A Cultura como Ferramenta de Inclusão e Transformação Social
À frente da Secretaria de Cultura, Economia e Indústria Criativa do Estado de São Paulo, Marilia Marton construiu uma carreira marcada pela interseção entre gestão pública e cultura. Ela defende que a percepção contemporânea de cultura ultrapassa as fronteiras das linguagens tradicionais, incorporando o que há de mais recente em tecnologia, design e economia criativa. Para Marilia, é crucial que as políticas culturais evoluam junto com as rápidas mudanças tecnológicas, permitindo que a cultura continue a desempenhar um papel fundamental na formação do pensamento crítico nas comunidades.
Nascida em São Paulo, no dia 23 de julho, e residente no Bom Retiro, a socióloga tem um histórico que se entrelaça com a política desde sua juventude. Iniciou sua trajetória profissional em 1999 na Assembleia Legislativa, onde trabalhou com o deputado Turco Loco, focando em esporte, cultura e juventude. Ao longo dos anos, Marilia passou por diversas experiências em gestão pública, sempre com um olhar atento às questões sociais e culturais, o que a levou a decidir que sua carreira seria na política.
Antes de assumir a secretaria estadual, Marilia teve um papel significativo em São Caetano do Sul, onde sua atuação como secretária de Governo a expôs a uma dinâmica política e administrativa robusta. “Esse período me ofereceu uma visão clara sobre os desafios que a cultura enfrenta na adaptação às exigências do século XXI”, afirmou. Com um mestrado em cidades inteligentes, ela compreende que a identidade cultural do Grande ABC, historicamente vinculada à indústria, precisa se reinventar diante da automação e das novas tecnologias.

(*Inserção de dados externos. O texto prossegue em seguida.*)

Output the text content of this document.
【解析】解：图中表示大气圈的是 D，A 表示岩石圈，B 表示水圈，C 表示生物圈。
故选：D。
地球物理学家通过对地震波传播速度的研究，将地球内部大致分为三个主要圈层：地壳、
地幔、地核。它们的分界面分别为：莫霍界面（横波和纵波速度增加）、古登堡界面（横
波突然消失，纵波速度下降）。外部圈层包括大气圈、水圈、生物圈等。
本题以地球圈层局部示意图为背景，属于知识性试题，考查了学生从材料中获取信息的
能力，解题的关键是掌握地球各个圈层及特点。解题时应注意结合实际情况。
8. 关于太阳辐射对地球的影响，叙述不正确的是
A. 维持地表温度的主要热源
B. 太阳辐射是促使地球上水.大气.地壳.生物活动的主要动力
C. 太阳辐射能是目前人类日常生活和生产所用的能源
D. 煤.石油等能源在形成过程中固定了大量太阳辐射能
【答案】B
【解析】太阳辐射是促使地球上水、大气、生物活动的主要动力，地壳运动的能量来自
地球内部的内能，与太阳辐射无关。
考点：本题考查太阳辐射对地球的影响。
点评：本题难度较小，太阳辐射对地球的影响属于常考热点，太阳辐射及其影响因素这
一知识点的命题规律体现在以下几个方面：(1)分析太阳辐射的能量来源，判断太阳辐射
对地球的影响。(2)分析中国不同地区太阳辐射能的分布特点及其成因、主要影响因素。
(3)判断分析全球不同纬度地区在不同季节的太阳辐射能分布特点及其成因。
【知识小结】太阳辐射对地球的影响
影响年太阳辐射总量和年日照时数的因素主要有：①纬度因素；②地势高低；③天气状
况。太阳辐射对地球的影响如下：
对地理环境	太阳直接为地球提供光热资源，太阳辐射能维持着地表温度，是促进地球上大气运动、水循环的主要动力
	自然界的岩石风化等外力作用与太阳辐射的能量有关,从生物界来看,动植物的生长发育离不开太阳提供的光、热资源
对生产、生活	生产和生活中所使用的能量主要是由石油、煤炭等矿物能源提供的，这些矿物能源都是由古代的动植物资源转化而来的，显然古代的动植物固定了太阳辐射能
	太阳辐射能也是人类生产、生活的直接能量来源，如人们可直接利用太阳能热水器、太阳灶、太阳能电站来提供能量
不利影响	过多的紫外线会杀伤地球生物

Desafios e Oportunidades na Cultura
Uma das suas maiores realizações à frente da secretaria foi a ampliação do ProAC (Programa de Ação Cultural), que se tornou um pilar fundamental para fomentar a cultura em todo o Estado. “Trabalhamos para estimular co-produções entre a Capital e o Interior, criando núcleos criativos e ampliando a presença da cultura em todos os 645 municípios de São Paulo”, destacou.

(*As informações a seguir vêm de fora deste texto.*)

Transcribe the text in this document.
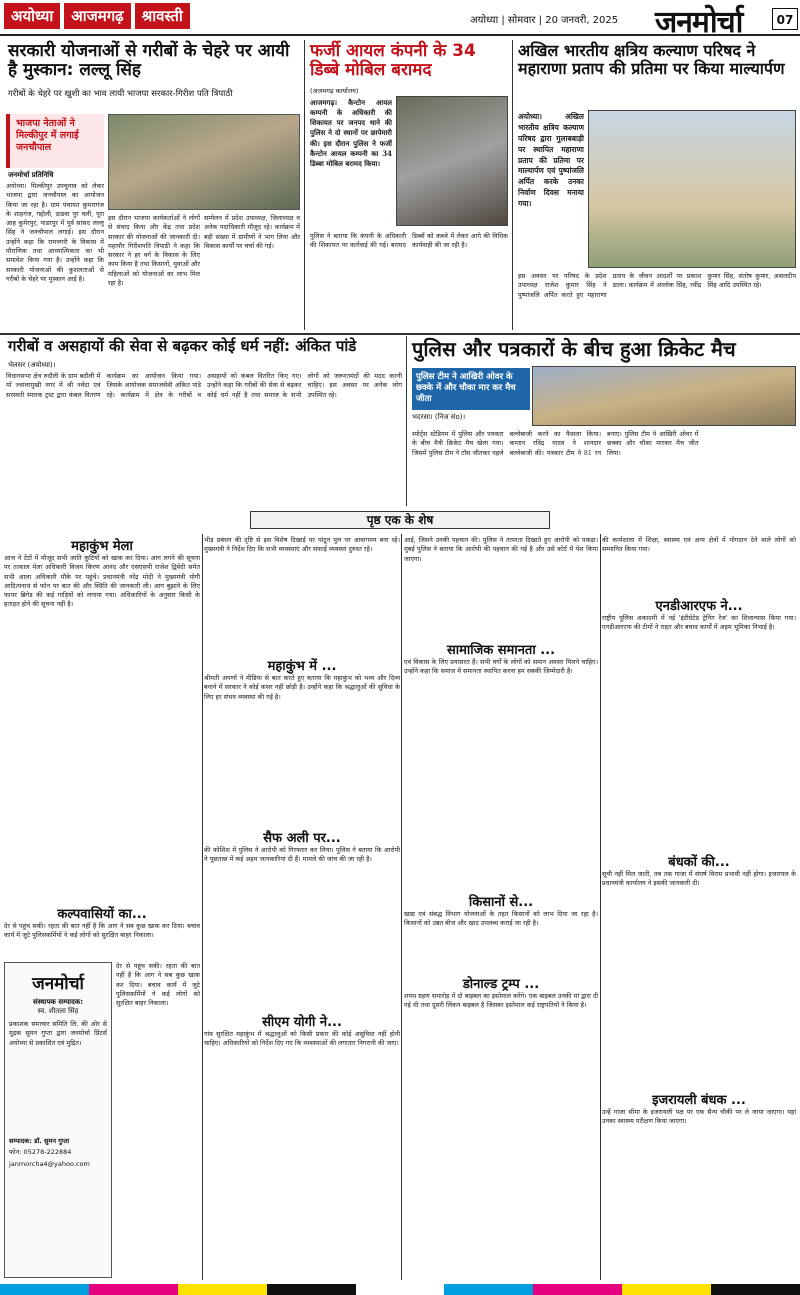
अयोध्या	आजमगढ़	श्रावस्ती	अयोध्या | सोमवार | 20 जनवरी, 2025 जनमोर्चा	07
सरकारी योजनाओं से गरीबों के चेहरे पर आयी है मुस्कान: लल्लू सिंह
गरीबों के चेहरे पर खुशी का भाव लायी भाजपा सरकार-गिरीश पति त्रिपाठी
भाजपा नेताओं ने मिल्कीपुर में लगाई जनचौपाल
जनमोर्चा प्रतिनिधि
अयोध्या। मिल्कीपुर उपचुनाव को लेकर भाजपा द्वारा जनचौपाल का आयोजन किया जा रहा है। ग्राम पंचायत कुमारगंज के शाहगंज, गद्दोली, डाडवा पुर वली, पूरा आह कुमेरपुर, पाडरपुर में पूर्व सांसद लल्लू सिंह ने जनचौपाल लगाई। इस दौरान उन्होंने कहा कि रामनगरी के विकास में पौराणिक तथा आध्यात्मिकता का भी समावेश किया गया है। उन्होंने कहा कि सरकारी योजनाओं की कुशलताओं से गरीबों के चेहरे पर मुस्कान आई है।
इस दौरान भाजपा कार्यकर्ताओं ने लोगों से संवाद किया और केंद्र तथा प्रदेश सरकार की योजनाओं की जानकारी दी। महापौर गिरीशपति त्रिपाठी ने कहा कि सरकार ने हर वर्ग के विकास के लिए काम किया है तथा किसानों, युवाओं और महिलाओं को योजनाओं का लाभ मिल रहा है।
सम्मेलन में प्रदेश उपाध्यक्ष, जिलाध्यक्ष व अनेक पदाधिकारी मौजूद रहे। कार्यक्रम में बड़ी संख्या में ग्रामीणों ने भाग लिया और विकास कार्यों पर चर्चा की गई।
फर्जी आयल कंपनी के 34 डिब्बे मोबिल बरामद
(अजमगढ़ कार्यालय)
आजमगढ़। कैन्टोन आयल कम्पनी के अधिकारी की शिकायत पर जनपद थाने की पुलिस ने दो स्थानों पर छापेमारी की। इस दौरान पुलिस ने फर्जी कैन्टोन आयल कम्पनी का 34 डिब्बा मोबिल बरामद किया।
पुलिस ने बताया कि कंपनी के अधिकारी की शिकायत पर कार्रवाई की गई। बरामद डिब्बों को कब्जे में लेकर आगे की विधिक कार्यवाही की जा रही है।
अखिल भारतीय क्षत्रिय कल्याण परिषद ने महाराणा प्रताप की प्रतिमा पर किया माल्यार्पण
अयोध्या। अखिल भारतीय क्षत्रिय कल्याण परिषद द्वारा गुलाबबाड़ी पर स्थापित महाराणा प्रताप की प्रतिमा पर माल्यार्पण एवं पुष्पांजलि अर्पित करके उनका निर्वाण दिवस मनाया गया।
इस अवसर पर परिषद के प्रदेश उपाध्यक्ष राजेश कुमार सिंह ने पुष्पांजलि अर्पित करते हुए महाराणा प्रताप के जीवन आदर्शों पर प्रकाश डाला। कार्यक्रम में आलोक सिंह, रवींद्र कुमार सिंह, संतोष कुमार, असलदीप सिंह आदि उपस्थित रहे।
गरीबों व असहायों की सेवा से बढ़कर कोई धर्म नहीं: अंकित पांडे
भेलसर (अयोध्या)।
विधानसभा क्षेत्र रुदौली के ग्राम बदौली में माँ ज्वालामुखी नगर में श्री नर्वदा एवं सरस्वती स्मारक ट्रस्ट द्वारा कंबल वितरण कार्यक्रम का आयोजन किया गया। जिसके आयोजक समाजसेवी अंकित पांडे रहे। कार्यक्रम में क्षेत्र के गरीबों व असहायों को कंबल वितरित किए गए। उन्होंने कहा कि गरीबों की सेवा से बढ़कर कोई धर्म नहीं है तथा समाज के सभी लोगों को जरूरतमंदों की मदद करनी चाहिए। इस अवसर पर अनेक लोग उपस्थित रहे।
पुलिस और पत्रकारों के बीच हुआ क्रिकेट मैच
पुलिस टीम ने आखिरी ओवर के छक्के में और चौका मार कर मैच जीता
भदरसा। (निज संo)।
स्पोर्ट्स स्टेडियम में पुलिस और पत्रकार के बीच मैत्री क्रिकेट मैच खेला गया। जिसमें पुलिस टीम ने टॉस जीतकर पहले बल्लेबाजी करने का फैसला किया। कप्तान रविंद्र यादव ने शानदार बल्लेबाजी की। पत्रकार टीम ने 81 रन बनाए। पुलिस टीम ने आखिरी ओवर में छक्का और चौका मारकर मैच जीत लिया।
पृष्ठ एक के शेष
महाकुंभ मेला
आज ने टेंटों में मौजूद सभी जाति कुटियों को खाक कर दिया। आग लगने की सूचना पर तत्काल मेला अधिकारी विजय किरण आनंद और एसएसपी राजेश द्विवेदी समेत सभी आला अधिकारी मौके पर पहुंचे। प्रधानमंत्री नरेंद्र मोदी ने मुख्यमंत्री योगी आदित्यनाथ से फोन पर बात की और स्थिति की जानकारी ली। आग बुझाने के लिए फायर ब्रिगेड की कई गाड़ियों को लगाया गया। अधिकारियों के अनुसार किसी के हताहत होने की सूचना नहीं है।
कल्पवासियों का...
देर से पहुंच सकी। रहता की बात नहीं है कि आग ने सब कुछ खाक कर दिया। बचाव कार्य में जुटे पुलिसकर्मियों ने कई लोगों को सुरक्षित बाहर निकाला।
जनमोर्चा
संस्थापक सम्पादक:
स्व. शीतला सिंह
प्रकाशक समाचार समिति लि. की ओर से मुद्रक सुमन गुप्ता द्वारा जनमोर्चा प्रिंटर्स अयोध्या से प्रकाशित एवं मुद्रित।
सम्पादक: डॉ. सुमन गुप्ता
फोन: 05278-222884
janmorcha4@yahoo.com
देर से पहुंच सकी। रहता की बात नहीं है कि आग ने सब कुछ खाक कर दिया। बचाव कार्य में जुटे पुलिसकर्मियों ने कई लोगों को सुरक्षित बाहर निकाला।
भीड़ प्रबंधन की दृष्टि से इस विशेष दिखाई पर पांटून पुल पर आवागमन बना रहे। मुख्यमंत्री ने निर्देश दिए कि सभी व्यवस्थाएं और सफाई व्यवस्था दुरुस्त रहे।
महाकुंभ में ...
श्रीमती अपर्णा ने मीडिया से बात करते हुए बताया कि महाकुंभ को भव्य और दिव्य बनाने में सरकार ने कोई कसर नहीं छोड़ी है। उन्होंने कहा कि श्रद्धालुओं की सुविधा के लिए हर संभव व्यवस्था की गई है।
सैफ अली पर...
की कोशिश में पुलिस ने आरोपी को गिरफ्तार कर लिया। पुलिस ने बताया कि आरोपी ने पूछताछ में कई अहम जानकारियां दी हैं। मामले की जांच की जा रही है।
सीएम योगी ने...
गांव सुरक्षित महाकुंभ में श्रद्धालुओं को किसी प्रकार की कोई असुविधा नहीं होनी चाहिए। अधिकारियों को निर्देश दिए गए कि व्यवस्थाओं की लगातार निगरानी की जाए।
आई, जिसने उनकी पहचान की। पुलिस ने तत्परता दिखाते हुए आरोपी को पकड़ा। मुंबई पुलिस ने बताया कि आरोपी की पहचान की गई है और उसे कोर्ट में पेश किया जाएगा।
सामाजिक समानता ...
एवं विकास के लिए प्रयासरत हैं। सभी वर्गों के लोगों को समान अवसर मिलने चाहिए। उन्होंने कहा कि समाज में समानता स्थापित करना हम सबकी जिम्मेदारी है।
किसानों से...
खाद्य एवं संबद्ध विभाग योजनाओं के तहत किसानों को लाभ दिया जा रहा है। किसानों को उन्नत बीज और खाद उपलब्ध कराई जा रही है।
डोनाल्ड ट्रम्प ...
शपथ ग्रहण समारोह में दो बाइबल का इस्तेमाल करेंगे। एक बाइबल उनकी मां द्वारा दी गई थी तथा दूसरी लिंकन बाइबल है जिसका इस्तेमाल कई राष्ट्रपतियों ने किया है।
की कार्यशाला में शिक्षा, स्वास्थ्य एवं अन्य क्षेत्रों में योगदान देने वाले लोगों को सम्मानित किया गया।
एनडीआरएफ ने...
राष्ट्रीय पुलिस अकादमी में नई 'इंटीग्रेटेड ट्रेनिंग रेंज' का शिलान्यास किया गया। एनडीआरएफ की टीमों ने राहत और बचाव कार्यों में अहम भूमिका निभाई है।
बंधकों की...
सूची नहीं मिल जाती, तब तक गाजा में संघर्ष विराम प्रभावी नहीं होगा। इजरायल के प्रधानमंत्री कार्यालय ने इसकी जानकारी दी।
इजरायली बंधक ...
उन्हें गाजा सीमा के इजरायली पक्ष पर एक सैन्य चौकी पर ले जाया जाएगा। यहां उनका स्वास्थ्य परीक्षण किया जाएगा।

Abalando estruturas históricas, Marilia também se debruçou sobre a questão do equilíbrio entre investimentos destinados à Capital e ao Interior, promovendo um aumento no fomento em regiões menos favorecidas e incentivando produções cinematográficas fora da metrópole. “Queremos garantir que todas as regiões tenham voz e espaço na cena cultural”, afirmou.
Compreender que a cultura abrange muito mais do que cinema e teatro é outra de suas prioridades. “A cultura agora inclui games, moda, gastronomia e até a publicidade. Precisamos ampliar nosso entendimento e trabalhar com essas novas linguagens”, argumentou. Para isso, Marilia implementou o CultSP Pro, uma escola destinada à formação de novos profissionais da cultura, especialmente após as perdas significativas de mão de obra qualificada durante a pandemia.
O Papel Transformador da Cultura na Educação
A integração da cultura na educação é um ponto que Marilia defende com veemência. Recentemente, uma pesquisa em parceria com a Fundação Itaú demonstrou resultados significativos: crianças que participam de atividades culturais mostram avanços notáveis em cognição e desempenho acadêmico. “Estamos ampliando projetos como o Guri, que já atinge 200 escolas, integrando cada vez mais a cultura no cotidiano das crianças”, ressaltou.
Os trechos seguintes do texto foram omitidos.